Over the years, I’ve had more success introducing myself as an OpenStreetMap contributor and simply asking, “Are there any restrictions to reusing this data?” Some respond that there are none whatsoever, while others say no but kindly ask us to repost the disclaimer somewhere. Some express consternation that various OSM people keep asking them about the rights to the data, as if they care that much.

This doesn’t constitute legal advice, but I do think the KISS principle is worth consideration when dealing with organizations that don’t regard their data as a profit center.


It’s definitely true that organizations who don’t really have a problem with us using their data may not give us permission simply because it’s too complex to handle such a request internally. But of course, not involving the legal department carries the risk that the well-meaning staff may simply be wrong to assume you’re allowed to use the data for OSM.
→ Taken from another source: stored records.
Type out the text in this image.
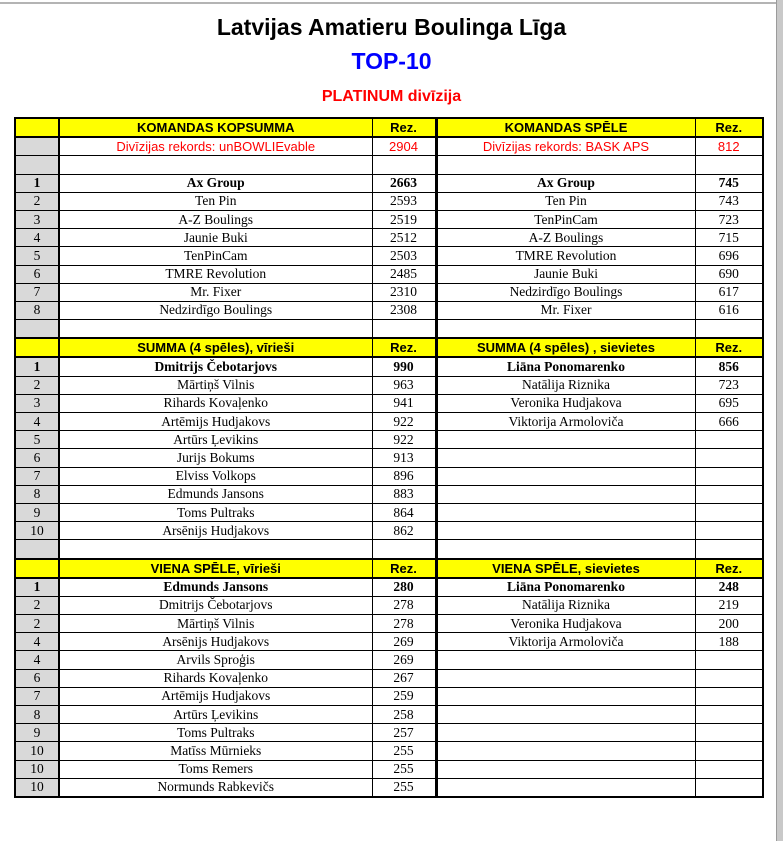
Latvijas Amatieru Boulinga Līga
TOP-10
PLATINUM divīzija
	KOMANDAS KOPSUMMA	Rez.	KOMANDAS SPĒLE	Rez.
	Divīzijas rekords: unBOWLIEvable	2904	Divīzijas rekords: BASK APS	812

1	Ax Group	2663	Ax Group	745
2	Ten Pin	2593	Ten Pin	743
3	A-Z Boulings	2519	TenPinCam	723
4	Jaunie Buki	2512	A-Z Boulings	715
5	TenPinCam	2503	TMRE Revolution	696
6	TMRE Revolution	2485	Jaunie Buki	690
7	Mr. Fixer	2310	Nedzirdīgo Boulings	617
8	Nedzirdīgo Boulings	2308	Mr. Fixer	616

	SUMMA (4 spēles), vīrieši	Rez.	SUMMA (4 spēles) , sievietes	Rez.
1	Dmitrijs Čebotarjovs	990	Liāna Ponomarenko	856
2	Mārtiņš Vilnis	963	Natālija Riznika	723
3	Rihards Kovaļenko	941	Veronika Hudjakova	695
4	Artēmijs Hudjakovs	922	Viktorija Armoloviča	666
5	Artūrs Ļevikins	922		
6	Jurijs Bokums	913		
7	Elviss Volkops	896		
8	Edmunds Jansons	883		
9	Toms Pultraks	864		
10	Arsēnijs Hudjakovs	862		

	VIENA SPĒLE, vīrieši	Rez.	VIENA SPĒLE, sievietes	Rez.
1	Edmunds Jansons	280	Liāna Ponomarenko	248
2	Dmitrijs Čebotarjovs	278	Natālija Riznika	219
2	Mārtiņš Vilnis	278	Veronika Hudjakova	200
4	Arsēnijs Hudjakovs	269	Viktorija Armoloviča	188
4	Arvils Sproģis	269		
6	Rihards Kovaļenko	267		
7	Artēmijs Hudjakovs	259		
8	Artūrs Ļevikins	258		
9	Toms Pultraks	257		
10	Matīss Mūrnieks	255		
10	Toms Remers	255		
10	Normunds Rabkevičs	255		
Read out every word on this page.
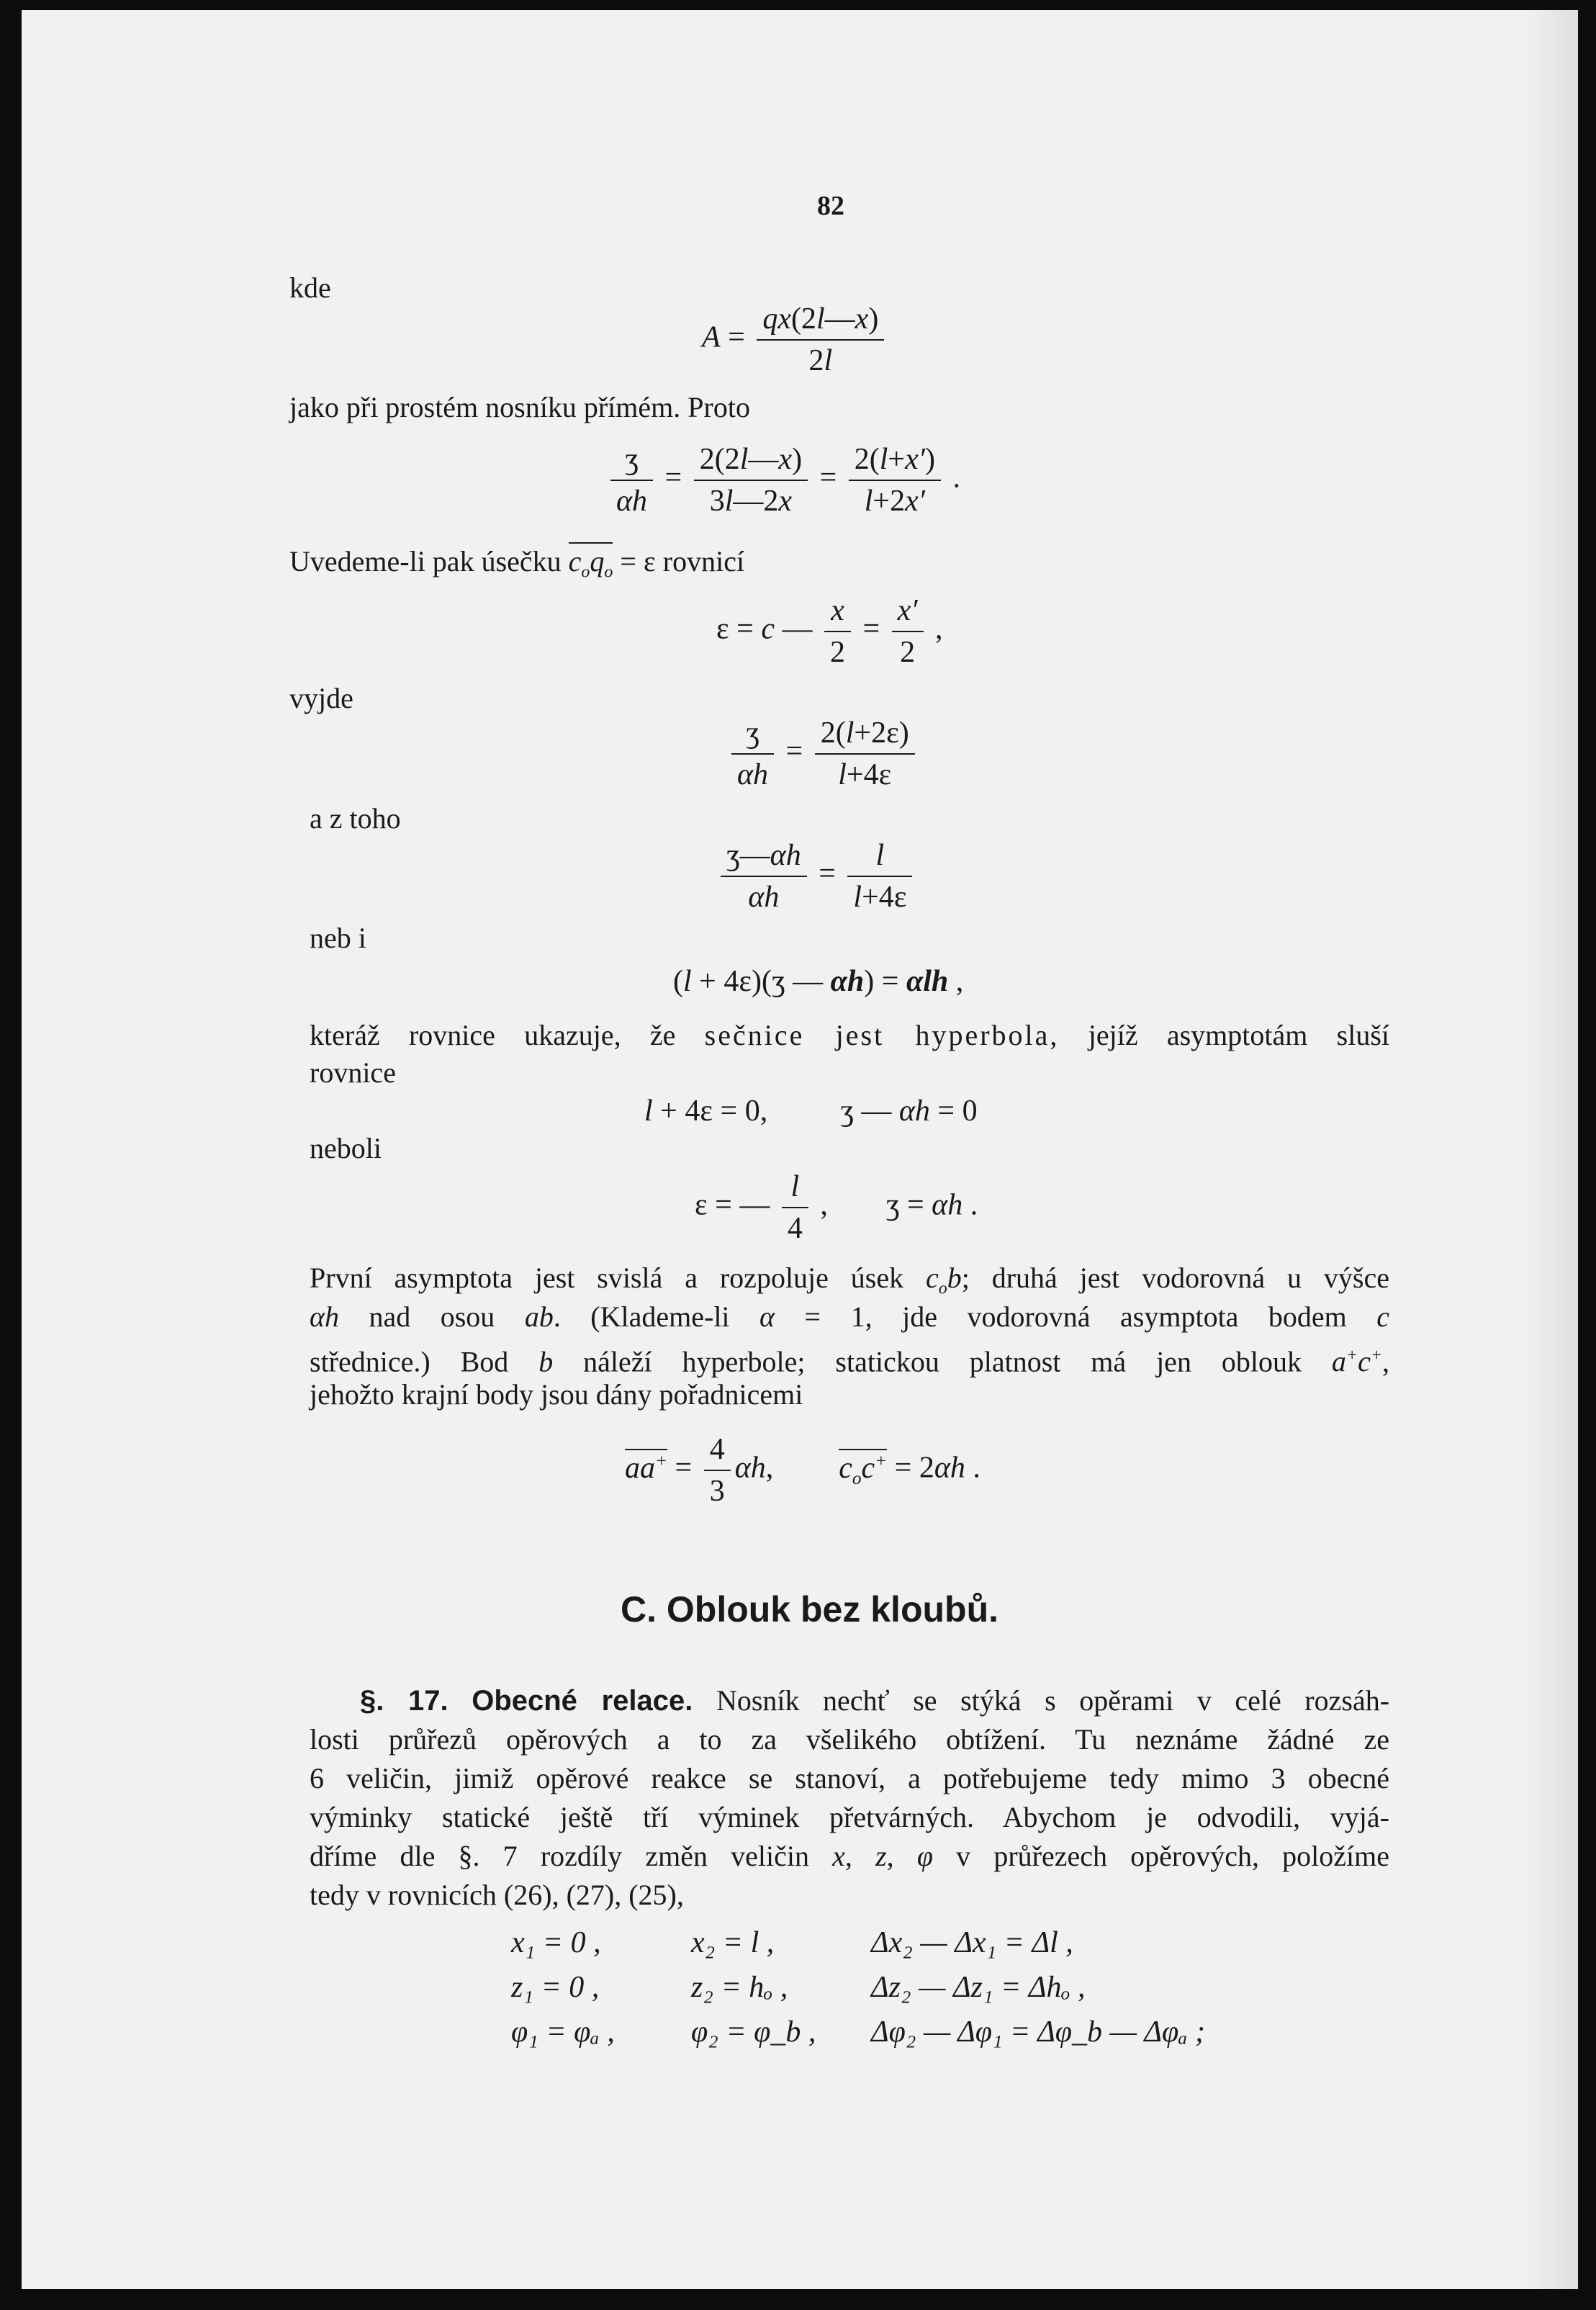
82
kde
$A = \frac{qx(2l—x)}{2l}$
jako při prostém nosníku přímém. Proto
$\frac{\text{ʒ}}{\alpha h} = \frac{2(2l—x)}{3l—2x} = \frac{2(l+x')}{l+2x'}$ .
Uvedeme-li pak úsečku $c_oq_o$ = ɛ rovnicí
ɛ = c — $\frac{x}{2} = \frac{x'}{2}$ ,
vyjde
$\frac{\text{ʒ}}{\alpha h} = \frac{\text{2(l+2ɛ)}}{\text{l+4ɛ}}$
a z toho
$\frac{\text{ʒ—αh}}{\alpha h} = \frac{l}{\text{l+4ɛ}}$
neb i
(l + 4ɛ)(ʒ — αh) = αlh ,
kteráž rovnice ukazuje, že sečnice jest hyperbola, jejíž asymptotám sluší
rovnice
l + 4ɛ = 0, ʒ — αh = 0
neboli
ɛ = — $\frac{l}{4}$ , ʒ = αh .
První asymptota jest svislá a rozpoluje úsek $c_ob$; druhá jest vodorovná u výšce
αh nad osou ab. (Klademe-li α = 1, jde vodorovná asymptota bodem c
střednice.) Bod b náleží hyperbole; statickou platnost má jen oblouk a+c+,
jehožto krajní body jsou dány pořadnicemi
$aa^+ = \frac{4}{3} \alpha h$, $c_oc^+ = 2\alpha h$ .
C. Oblouk bez kloubů.
§. 17. Obecné relace. Nosník nechť se stýká s opěrami v celé rozsáh-
losti průřezů opěrových a to za všelikého obtížení. Tu neznáme žádné ze
6 veličin, jimiž opěrové reakce se stanoví, a potřebujeme tedy mimo 3 obecné
výminky statické ještě tří výminek přetvárných. Abychom je odvodili, vyjá-
dříme dle §. 7 rozdíly změn veličin x, z, φ v průřezech opěrových, položíme
tedy v rovnicích (26), (27), (25),
x₁ = 0 ,	x₂ = l ,	Δx₂ — Δx₁ = Δl ,
z₁ = 0 ,	z₂ = hₒ ,	Δz₂ — Δz₁ = Δhₒ ,
φ₁ = φₐ ,	φ₂ = φ_b ,	Δφ₂ — Δφ₁ = Δφ_b — Δφₐ ;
I recently (2022/10/10) sent an email to a public transport company but still not reply… :confused:

They publish a GTFS file on their website (which I suppose is what GMaps uses), but there’s no license in sight. I’ve seen wiki pages mentioning the use of this GTFS, but no mention of the legal part, hence why I’m sending an email myself.

All this to say: your approach sounds reasonable to me. In my email I asked explicitly about the license, and stated that this license, to be used for OSM, must be compatible with the ODbL. Maybe I just scared away whoever got the mail…

Yes, good point. It definitely isn’t advisable to keep legally trained staff in the dark. My assumption is that even asking generally about restrictions will automatically get the legal department looped into the conversation, just in case – at least that’s been my experience – but it’s best not to make the situation more complicated than it has to be in an initial message. There can be more nuance in the subsequent conversation, for example suggesting an open license because they don’t want to put it in the public domain, but a boilerplate message can’t really help with that.